As Mom and I exit with our heads down, we FADE OUT.

And, while I said I don’t mind the shopping, I’d suggest you don’t rely on the “let’s go to the mall and split up” method unless you don’t mind making with the Metal Gear at the Garden State Plaza, sneaking around and backing stealthily out of stores as you walk in on everyone picking out your gifts, after which you’re forced to pretend, for the next few weeks, that you don’t know what you’re getting, which at least helps sharpen the acting skills that you’re now going to need, since they expect you to be surprised on Christmas day. Unless, of course, you don’t back away, which only makes things worse – I give to you Part II of this year’s Christmas pageant:

FADE IN on ME, in the bag (“pocketbook?”) section of Macy’s, trying to figure out how the heck to pick these things out, while also trying not to look like I need the help of a sales assistant. MOM enters, confused.

MOM
Matt! What are you doing,
shopping for a purse?

ME
Wait! It’s not what it looks like,
I mean, it’s not, I just…need a
place to put my stuff, is all.
(Pause)
We should probably talk about
this after Christmas.

MOM
(concerned)
Yeah. I think we really, really should.

Mom exits, with her head down, as we FADE OUT.

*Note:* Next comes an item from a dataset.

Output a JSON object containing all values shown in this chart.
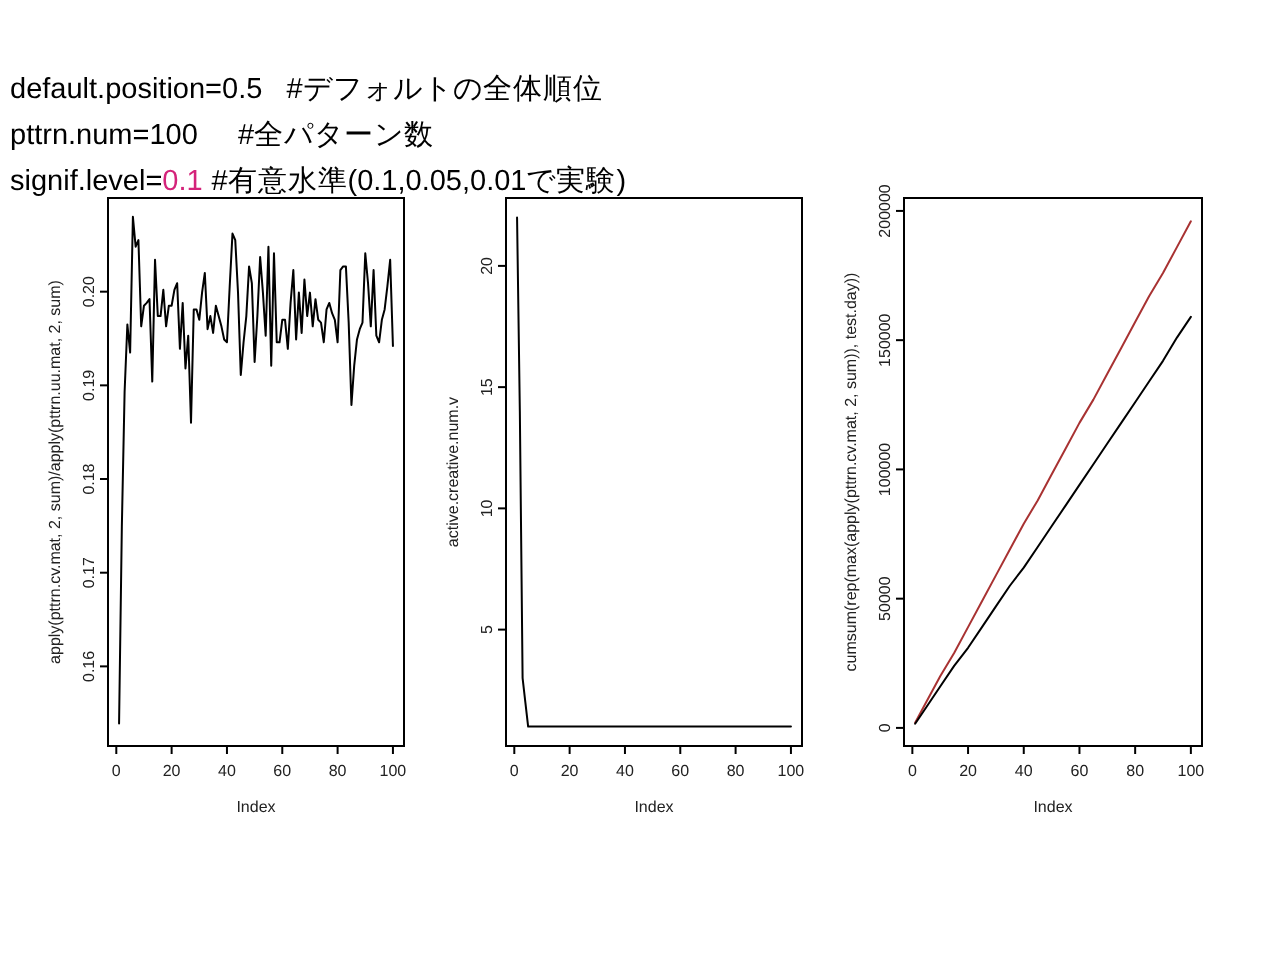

I mean, I’m all for surprises and I’m glad we don’t do it any other way, but I’m just saying – for a season that’s supposed to be all about spending time with friends and family, there seems to be just as much misleading and avoiding and looking the other way.

And I think I’ll just never have kids, because I have no clue how I’ll last ten years pretending not to know that (SPOILER ALERT) Santa isn’t real (END SPOILER).


P.S. Don't worry, Mom, I don't think I'm getting an Xbox 360 for Christmas. And also, I don't think you read this.